In 1993, the 12-year-old Roger Federer received a medal after the Basel final between Michael Stich and Stefan Edberg with other ballboys, when no one could have predicted that this kid would rule the hometown event and the entire tennis world 11 years later!
In 1997, Roger had a chance to experience the action on the court itself, losing in the second qualifying round and forging a path towards the main draw debut in the following season, receiving a wild card as the junior Wimbledon champion.
It was the third ATP tournament for the super talented youngster who arrived in Basel ranked 396th after reaching the first ATP quarter-final in Toulouse a week earlier. The draw was cruel, and it sent Federer against world no.

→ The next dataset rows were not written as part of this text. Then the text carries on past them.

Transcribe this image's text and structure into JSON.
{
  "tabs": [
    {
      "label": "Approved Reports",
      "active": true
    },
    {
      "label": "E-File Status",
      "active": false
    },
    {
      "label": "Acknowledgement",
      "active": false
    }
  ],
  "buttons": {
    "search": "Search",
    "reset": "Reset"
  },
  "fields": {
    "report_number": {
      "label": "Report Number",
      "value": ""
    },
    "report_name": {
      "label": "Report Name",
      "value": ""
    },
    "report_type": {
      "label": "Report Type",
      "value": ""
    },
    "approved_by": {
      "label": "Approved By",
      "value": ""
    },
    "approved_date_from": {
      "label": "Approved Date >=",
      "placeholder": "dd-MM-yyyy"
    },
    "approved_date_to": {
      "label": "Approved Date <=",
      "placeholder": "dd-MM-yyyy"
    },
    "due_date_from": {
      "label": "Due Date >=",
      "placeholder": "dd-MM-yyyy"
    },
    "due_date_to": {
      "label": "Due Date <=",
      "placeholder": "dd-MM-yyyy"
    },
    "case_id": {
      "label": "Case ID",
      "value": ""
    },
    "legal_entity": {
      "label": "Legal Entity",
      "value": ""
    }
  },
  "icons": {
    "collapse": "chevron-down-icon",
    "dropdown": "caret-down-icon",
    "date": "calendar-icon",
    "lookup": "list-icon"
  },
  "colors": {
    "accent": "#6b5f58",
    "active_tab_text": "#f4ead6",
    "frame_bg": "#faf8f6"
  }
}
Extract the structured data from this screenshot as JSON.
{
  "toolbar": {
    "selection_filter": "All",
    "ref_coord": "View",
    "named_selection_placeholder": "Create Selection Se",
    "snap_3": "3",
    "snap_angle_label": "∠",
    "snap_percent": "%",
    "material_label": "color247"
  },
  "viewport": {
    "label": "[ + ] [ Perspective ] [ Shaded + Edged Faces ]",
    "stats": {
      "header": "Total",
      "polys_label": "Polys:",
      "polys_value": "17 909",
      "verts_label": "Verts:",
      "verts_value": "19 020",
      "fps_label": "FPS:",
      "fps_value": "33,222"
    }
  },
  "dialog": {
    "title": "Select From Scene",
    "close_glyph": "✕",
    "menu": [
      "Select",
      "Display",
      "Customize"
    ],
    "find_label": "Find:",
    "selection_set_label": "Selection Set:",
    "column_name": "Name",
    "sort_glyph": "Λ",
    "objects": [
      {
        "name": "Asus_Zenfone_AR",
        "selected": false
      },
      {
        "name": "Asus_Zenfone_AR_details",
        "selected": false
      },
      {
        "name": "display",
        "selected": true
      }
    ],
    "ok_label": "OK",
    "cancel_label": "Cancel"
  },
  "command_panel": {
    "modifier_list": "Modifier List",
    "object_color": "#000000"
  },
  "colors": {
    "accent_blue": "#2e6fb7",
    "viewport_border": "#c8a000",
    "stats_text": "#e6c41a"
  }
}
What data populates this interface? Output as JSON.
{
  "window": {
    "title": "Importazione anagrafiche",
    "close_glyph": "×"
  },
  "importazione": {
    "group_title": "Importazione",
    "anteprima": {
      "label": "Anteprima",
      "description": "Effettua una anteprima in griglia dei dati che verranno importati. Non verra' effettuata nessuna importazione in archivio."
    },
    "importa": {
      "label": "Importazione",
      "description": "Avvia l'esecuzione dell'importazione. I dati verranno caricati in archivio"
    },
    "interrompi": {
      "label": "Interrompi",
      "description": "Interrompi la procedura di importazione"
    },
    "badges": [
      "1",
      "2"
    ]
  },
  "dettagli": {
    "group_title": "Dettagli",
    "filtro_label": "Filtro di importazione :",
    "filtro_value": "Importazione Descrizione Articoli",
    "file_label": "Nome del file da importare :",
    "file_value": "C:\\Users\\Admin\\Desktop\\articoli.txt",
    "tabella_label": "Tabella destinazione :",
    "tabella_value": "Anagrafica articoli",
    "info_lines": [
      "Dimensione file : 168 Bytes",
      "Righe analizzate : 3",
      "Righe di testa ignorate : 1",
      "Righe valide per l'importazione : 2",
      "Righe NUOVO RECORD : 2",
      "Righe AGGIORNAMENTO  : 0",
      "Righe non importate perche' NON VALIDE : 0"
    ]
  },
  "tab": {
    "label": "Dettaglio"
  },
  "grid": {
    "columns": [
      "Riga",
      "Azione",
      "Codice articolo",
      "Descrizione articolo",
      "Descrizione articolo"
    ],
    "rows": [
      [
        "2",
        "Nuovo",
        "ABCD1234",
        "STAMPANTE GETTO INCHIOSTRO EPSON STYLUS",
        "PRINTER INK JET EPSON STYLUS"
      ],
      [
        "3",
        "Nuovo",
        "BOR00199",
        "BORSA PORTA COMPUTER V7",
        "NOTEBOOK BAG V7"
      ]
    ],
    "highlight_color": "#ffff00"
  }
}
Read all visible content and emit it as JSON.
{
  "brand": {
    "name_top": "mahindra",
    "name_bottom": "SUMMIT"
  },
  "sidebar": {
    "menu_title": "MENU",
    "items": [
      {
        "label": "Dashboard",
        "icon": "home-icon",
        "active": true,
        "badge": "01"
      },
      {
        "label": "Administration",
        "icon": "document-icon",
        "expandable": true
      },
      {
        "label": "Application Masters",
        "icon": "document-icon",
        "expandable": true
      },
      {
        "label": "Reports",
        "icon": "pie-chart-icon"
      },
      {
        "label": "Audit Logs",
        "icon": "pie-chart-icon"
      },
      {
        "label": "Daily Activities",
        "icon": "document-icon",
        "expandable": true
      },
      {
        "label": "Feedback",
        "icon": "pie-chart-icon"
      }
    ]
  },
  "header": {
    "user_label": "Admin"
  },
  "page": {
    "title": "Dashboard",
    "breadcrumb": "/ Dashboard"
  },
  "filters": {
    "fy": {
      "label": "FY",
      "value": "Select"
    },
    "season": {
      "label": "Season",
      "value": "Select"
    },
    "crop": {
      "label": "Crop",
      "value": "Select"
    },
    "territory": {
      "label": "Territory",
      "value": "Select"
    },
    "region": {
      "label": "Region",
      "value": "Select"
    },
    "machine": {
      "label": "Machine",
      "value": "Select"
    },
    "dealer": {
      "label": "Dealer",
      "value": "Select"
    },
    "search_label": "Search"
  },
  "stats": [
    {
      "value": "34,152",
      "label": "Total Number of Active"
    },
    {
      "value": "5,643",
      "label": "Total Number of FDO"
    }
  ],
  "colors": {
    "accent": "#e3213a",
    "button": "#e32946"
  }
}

8 Andre Agassi, who was back on the winning way after hitting rock bottom in 1997. The more experienced competitor needed only an hour to dismiss the upcoming junior 6-3, 6-2, delivering more winners and committing fewer errors to control the scoreboard.
Agassi struggled to find the first serve (48%), which did not affect his game, dropping just 14 points in nine service games and suffering one break. Besides a few solid service games, Roger never found his rhythm and dropped almost half of the points behind the initial shot, getting broken four times from eight chances offered to the American.
Agassi was eager to extend the rallies and explore the rival's backhand, earning many free points on his serve after landing 19 service winners in comparison to Roger's 13. Federer did not get too many opportunities to demonstrate his forehand that was already a big weapon, cracking eight winners from that wing and adding two more from a backhand to stay on ten direct points from the field.
Agassi had eight, more than enough for him when we examine the number of errors they both made. The American mastered his shots with depth and precision, spraying seven unforced errors against the youngster's 20. Federer opted to stay behind and try to overpower Agassi from the baseline, which was not the easiest thing to do, with his groundstrokes failing to endure the exchanges against such a strong opponent.
Andre forced Roger's 13 errors and had the upper hand in that segment after staying on ten. Overall, we saw 27 winners and 17 errors from the American and a negative 23-33 ratio from the young Swiss. The home player hoped for more free points with the initial shot or with the first groundstroke after it, also to move Agassi from his comfort zone, which never happened.
A teenager showed his immense talent and shotmaking abilities in some longer rallies, but those were just the sparkles and not a part of the constant and aggressive game plan he would develop in the years to come. 62% of the points ended in the shortest range up to four strokes, and Andre had a 37-27 advantage in them thanks to his deep returns and good serving.
Roger Federer played in Basel for the first time in 1998 at 17.
He also had the upper hand in the mid-range rallies from five to eight shots, winning 18 out of 30 points in that area. As was expected, the American mastered the most extended exchanges, taking seven out of nine to round up this excellent performance.
Agassi opened the match with two service winners and two more from his forehand and drive volley and broke Roger in game two after errors from the hometown favorite. The American was in a nice rhythm, hitting well and keeping the points on his racquet to notch another powerful hold for a 3-0 lead.
Federer struggled to find the first serve and was in all kinds of trouble in game four when he offered a break chance to Andre, saving it and bringing his name to the scoreboard after four deuces. The American fired three service winners in game five to move 4-1 in front, and we finally saw a solid hold from Roger, firing four winners in game six and reducing the deficit to 4-2.
Federer held at love in game eight, but the set was over a few minutes later when Agassi sailed through another service game to wrap up the opener 6-3 in under 30 minutes. He dropped just four points in five service games and had a 13-8 advantage in service winners.
Roger was 5-4 in front in terms of the winners from the field and made five errors more than his rival (8-5 in unforced and 6-4 in forced). The youngster kicked off the second set with a double fault and made three more to drop serve.
Andre won the opening three points of the second game (he was 23 from 27 on serve since the start of the match), but instead of an easy hold, he let Roger return into the game with a return winner and a 19-stroke rally that the youngster clinched to reach deuce.
Federer converted his second break point to level the score at 1-1, giving himself another opportunity for a fresh start. Roger held at love in the third game before making four errors at 2-2 to drop serve. Andre jumped into a 4-2 lead with two service winners and two errors from his rival and delivered another break for a 5-2 advantage before sealing the deal with four winners in game eight.